۞ भगवान् को छोड कर और कहीं दिल लगाया तो अंत में पछताना पडेगा ! ۞

Friday, September 16, 2011

The Lovelorn Ghost and the Magical Monk: Practicing Buddhism in Modern Thailand



Review

In this sweeping study full of fresh observations and original thinking, McDaniel continues his radical reinterpretation of Thai religious practice. Challenged to understand rituals, sacred objects, saints, deities, and spirits of bewildering diversity, he sees in a lovelorn ghost and magical monk a way to make sense of what seems senseless. He thereby dispels the familiar categories of Buddhism, Brahmanism, and animism. Does anyone understand Thai religion in all its complexity better than McDaniel?
(Craig J. Reynolds, Australian National University )
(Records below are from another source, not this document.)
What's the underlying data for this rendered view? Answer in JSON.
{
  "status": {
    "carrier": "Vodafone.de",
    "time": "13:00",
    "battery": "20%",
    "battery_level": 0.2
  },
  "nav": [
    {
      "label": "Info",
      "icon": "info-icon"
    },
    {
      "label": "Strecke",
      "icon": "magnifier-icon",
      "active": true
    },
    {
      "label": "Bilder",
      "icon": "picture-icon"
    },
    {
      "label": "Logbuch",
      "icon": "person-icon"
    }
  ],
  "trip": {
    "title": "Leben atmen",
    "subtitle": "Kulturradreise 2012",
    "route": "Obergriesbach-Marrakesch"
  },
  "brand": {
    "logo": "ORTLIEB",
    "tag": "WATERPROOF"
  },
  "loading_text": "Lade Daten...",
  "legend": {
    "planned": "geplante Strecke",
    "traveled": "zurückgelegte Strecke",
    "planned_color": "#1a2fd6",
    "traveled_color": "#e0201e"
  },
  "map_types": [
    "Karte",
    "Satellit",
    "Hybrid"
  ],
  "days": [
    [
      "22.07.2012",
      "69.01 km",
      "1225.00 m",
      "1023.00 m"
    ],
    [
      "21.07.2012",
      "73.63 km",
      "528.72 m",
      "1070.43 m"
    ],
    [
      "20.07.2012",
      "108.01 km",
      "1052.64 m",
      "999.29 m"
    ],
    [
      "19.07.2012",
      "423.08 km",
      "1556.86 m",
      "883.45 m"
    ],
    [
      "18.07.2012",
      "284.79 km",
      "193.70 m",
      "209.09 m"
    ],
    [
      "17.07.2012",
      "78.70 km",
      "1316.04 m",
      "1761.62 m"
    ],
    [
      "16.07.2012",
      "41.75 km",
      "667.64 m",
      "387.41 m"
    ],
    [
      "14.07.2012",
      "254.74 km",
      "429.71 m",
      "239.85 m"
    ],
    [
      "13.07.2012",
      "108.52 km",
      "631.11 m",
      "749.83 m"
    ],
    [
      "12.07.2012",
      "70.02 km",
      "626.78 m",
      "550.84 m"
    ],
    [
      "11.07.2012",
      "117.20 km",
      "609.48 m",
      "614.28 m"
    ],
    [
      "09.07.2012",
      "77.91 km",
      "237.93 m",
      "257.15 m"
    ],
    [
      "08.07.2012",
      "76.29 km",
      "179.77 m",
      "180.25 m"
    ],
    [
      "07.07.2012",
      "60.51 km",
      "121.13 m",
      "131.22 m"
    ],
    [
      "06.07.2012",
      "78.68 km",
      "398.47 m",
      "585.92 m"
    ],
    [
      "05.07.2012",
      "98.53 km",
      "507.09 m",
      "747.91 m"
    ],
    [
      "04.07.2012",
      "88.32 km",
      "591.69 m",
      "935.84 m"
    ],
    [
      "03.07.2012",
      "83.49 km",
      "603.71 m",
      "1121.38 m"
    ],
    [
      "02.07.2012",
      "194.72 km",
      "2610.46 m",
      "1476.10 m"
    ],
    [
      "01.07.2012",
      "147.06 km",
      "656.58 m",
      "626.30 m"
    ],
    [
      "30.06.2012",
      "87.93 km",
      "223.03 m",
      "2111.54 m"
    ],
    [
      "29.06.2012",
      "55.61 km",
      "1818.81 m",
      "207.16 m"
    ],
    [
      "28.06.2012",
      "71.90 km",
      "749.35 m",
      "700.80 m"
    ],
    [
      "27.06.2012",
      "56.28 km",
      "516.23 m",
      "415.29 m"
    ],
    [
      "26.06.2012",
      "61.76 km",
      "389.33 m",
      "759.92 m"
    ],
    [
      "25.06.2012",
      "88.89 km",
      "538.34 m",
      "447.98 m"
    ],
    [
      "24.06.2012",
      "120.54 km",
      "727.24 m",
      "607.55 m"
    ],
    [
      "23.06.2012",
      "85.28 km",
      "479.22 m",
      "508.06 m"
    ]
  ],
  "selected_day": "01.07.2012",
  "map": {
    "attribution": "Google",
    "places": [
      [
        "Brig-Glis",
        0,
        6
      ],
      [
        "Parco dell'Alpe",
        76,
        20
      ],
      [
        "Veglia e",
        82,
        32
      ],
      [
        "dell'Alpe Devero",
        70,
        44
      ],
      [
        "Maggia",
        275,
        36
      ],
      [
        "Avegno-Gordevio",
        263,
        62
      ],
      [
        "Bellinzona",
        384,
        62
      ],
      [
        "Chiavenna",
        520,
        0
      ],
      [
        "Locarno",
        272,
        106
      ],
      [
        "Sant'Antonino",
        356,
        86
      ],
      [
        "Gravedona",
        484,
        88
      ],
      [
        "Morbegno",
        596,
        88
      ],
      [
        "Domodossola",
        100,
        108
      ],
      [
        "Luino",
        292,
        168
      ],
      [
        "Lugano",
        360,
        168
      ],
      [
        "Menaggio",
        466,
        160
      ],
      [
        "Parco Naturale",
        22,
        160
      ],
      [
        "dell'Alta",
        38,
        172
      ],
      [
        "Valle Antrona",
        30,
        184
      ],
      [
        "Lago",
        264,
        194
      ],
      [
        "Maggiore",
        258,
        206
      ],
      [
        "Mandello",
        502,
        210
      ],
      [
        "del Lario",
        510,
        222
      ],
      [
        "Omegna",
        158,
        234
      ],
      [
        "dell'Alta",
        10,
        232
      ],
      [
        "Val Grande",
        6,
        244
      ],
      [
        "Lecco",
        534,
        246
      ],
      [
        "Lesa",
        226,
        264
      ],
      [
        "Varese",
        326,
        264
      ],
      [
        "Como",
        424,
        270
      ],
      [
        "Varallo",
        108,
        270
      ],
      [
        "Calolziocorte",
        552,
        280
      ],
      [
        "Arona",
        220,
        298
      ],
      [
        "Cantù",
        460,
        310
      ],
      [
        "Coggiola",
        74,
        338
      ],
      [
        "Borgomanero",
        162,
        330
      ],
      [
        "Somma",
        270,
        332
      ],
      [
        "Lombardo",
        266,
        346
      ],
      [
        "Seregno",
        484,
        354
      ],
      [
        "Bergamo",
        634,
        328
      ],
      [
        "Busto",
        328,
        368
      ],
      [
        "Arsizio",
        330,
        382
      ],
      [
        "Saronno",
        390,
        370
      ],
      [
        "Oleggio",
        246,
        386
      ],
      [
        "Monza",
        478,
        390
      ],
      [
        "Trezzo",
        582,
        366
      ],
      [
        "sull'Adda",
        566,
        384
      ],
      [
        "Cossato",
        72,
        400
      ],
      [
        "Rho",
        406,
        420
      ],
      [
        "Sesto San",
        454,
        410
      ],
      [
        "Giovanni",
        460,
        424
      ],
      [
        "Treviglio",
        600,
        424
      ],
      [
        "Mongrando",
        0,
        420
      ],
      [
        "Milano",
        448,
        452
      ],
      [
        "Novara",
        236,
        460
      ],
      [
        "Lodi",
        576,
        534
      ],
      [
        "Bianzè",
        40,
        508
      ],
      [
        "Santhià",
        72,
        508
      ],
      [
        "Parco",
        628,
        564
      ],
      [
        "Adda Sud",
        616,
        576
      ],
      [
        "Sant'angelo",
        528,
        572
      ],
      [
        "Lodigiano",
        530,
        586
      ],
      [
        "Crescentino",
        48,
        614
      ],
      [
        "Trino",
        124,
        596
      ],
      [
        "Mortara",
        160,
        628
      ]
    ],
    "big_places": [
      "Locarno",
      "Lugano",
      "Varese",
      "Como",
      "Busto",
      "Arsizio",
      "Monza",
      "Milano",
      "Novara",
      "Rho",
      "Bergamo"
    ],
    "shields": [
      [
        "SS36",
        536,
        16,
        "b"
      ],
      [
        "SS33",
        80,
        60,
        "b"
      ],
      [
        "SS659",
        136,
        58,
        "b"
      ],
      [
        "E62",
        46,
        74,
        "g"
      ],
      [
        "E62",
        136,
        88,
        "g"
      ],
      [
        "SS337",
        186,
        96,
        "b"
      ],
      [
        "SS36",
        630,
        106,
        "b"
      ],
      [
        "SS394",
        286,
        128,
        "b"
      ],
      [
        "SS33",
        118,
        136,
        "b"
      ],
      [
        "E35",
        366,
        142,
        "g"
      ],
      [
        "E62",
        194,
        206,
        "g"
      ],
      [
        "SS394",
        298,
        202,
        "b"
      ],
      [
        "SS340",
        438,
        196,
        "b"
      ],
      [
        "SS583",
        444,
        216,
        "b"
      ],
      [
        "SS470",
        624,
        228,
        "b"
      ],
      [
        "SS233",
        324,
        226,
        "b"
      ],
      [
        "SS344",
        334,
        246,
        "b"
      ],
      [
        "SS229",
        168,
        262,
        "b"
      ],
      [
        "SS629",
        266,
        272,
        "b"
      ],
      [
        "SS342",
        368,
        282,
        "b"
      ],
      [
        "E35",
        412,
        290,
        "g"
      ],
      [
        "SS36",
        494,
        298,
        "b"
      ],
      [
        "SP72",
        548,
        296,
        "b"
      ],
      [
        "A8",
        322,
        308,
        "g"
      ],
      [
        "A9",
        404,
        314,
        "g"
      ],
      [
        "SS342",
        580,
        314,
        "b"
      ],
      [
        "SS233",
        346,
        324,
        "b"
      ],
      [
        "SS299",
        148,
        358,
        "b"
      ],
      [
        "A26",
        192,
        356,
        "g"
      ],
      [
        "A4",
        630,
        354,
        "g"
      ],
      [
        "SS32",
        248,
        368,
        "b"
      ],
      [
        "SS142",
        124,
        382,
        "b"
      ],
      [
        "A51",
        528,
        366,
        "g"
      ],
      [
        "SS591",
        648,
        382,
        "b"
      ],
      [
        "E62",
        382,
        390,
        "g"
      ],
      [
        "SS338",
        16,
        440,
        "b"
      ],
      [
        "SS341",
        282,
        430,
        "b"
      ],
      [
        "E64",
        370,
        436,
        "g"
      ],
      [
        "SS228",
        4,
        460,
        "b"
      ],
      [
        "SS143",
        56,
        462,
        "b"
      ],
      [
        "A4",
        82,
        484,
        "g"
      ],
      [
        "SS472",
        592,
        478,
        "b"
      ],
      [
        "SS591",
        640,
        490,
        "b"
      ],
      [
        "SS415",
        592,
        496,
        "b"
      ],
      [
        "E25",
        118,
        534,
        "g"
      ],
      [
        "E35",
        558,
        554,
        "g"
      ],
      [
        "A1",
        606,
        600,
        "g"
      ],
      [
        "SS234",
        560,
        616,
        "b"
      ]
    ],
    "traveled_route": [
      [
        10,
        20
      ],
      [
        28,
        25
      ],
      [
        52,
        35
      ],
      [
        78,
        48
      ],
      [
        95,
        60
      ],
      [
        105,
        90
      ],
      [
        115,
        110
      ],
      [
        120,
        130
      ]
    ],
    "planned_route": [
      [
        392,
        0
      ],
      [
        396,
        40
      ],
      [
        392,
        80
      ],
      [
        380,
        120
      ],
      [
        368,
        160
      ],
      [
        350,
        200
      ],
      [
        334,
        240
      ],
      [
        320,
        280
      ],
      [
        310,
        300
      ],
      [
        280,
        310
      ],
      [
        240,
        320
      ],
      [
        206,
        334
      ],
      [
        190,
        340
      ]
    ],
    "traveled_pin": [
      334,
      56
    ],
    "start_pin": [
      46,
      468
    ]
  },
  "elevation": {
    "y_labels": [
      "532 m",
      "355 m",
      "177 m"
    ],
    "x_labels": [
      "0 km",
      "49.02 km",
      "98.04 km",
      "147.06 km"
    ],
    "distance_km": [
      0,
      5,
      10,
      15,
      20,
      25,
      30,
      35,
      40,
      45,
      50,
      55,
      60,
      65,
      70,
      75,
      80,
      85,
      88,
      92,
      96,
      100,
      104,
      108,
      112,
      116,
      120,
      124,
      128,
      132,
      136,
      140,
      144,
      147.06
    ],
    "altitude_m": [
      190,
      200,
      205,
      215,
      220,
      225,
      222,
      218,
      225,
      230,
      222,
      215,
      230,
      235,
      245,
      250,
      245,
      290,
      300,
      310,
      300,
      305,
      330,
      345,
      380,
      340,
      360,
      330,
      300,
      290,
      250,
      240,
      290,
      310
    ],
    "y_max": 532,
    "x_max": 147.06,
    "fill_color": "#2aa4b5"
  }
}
Justin Thomas McDaniel celebrates the complexity and situation-specific vitality of Buddhists and their 'repertoires' in his engaging work on contemporary, especially urban, Thailand. His book is a valuable resource for undergraduate and graduate teaching, and it is exemplary in its use of Thai, French, and English writings on Thailand and Buddhism.
(Anne Blackburn, Cornell University )

A brilliant and innovative book that not only carves out some important new directions in the study of Theravada Buddhism but also sets a new bar. If my students had time to read only one book on Southeast Asian Buddhism, this is the book I would choose.
(Anne Hansen, University of Wisconsin )

This magnificent, beguiling, and thought-provoking study describes and celebrates the heterogeneity and, as McDaniel puts it, the cacophony of Thai Buddhist experience as expressing the values of security, heritage, graciousness, and abundance. It should be read by every scholar of Buddhist studies and of religious studies more widely. An epoch-making achievement.
(Steve Collins, University of Chicago )

Product Description

Stories centering on the lovelorn ghost (Mae Nak) and the magical monk (Somdet To) are central to Thai Buddhism. Historically important and emotionally resonant, these characters appeal to every class of follower. Metaphorically and rhetorically powerful, they invite constant reimagining across time.
Focusing on representations of the ghost and monk from the late eighteenth century to the present, Justin Thomas McDaniel builds a case for interpreting modern Thai Buddhist practice through the movements of these transformative figures. He follows embodiments of the ghost and monk in a variety of genres and media, including biography, film, television, drama, ritual, art, liturgy, and the Internet. Sourcing nuns, monks, laypeople, and royalty, he shows how relations with these figures have been instrumental in crafting histories and modernities. McDaniel is especially interested in local conceptions of being "Buddhist" and the formation and transmission of such identities across different venues and technologies.
Establishing an individual's "religious repertoire" as a valid category of study, McDaniel explores the performance of Buddhist thought and ritual through practices of magic, prognostication, image production, sacred protection, and deity and ghost worship, and clarifies the meaning of multiple cultural configurations. Listening to popular Thai Buddhist ghost stories, visiting crowded shrines and temples, he finds concepts of attachment, love, wealth, beauty, entertainment, graciousness, security, and nationalism all spring from engagement with the ghost and the monk and are as vital to the making of Thai Buddhism as venerating the Buddha himself.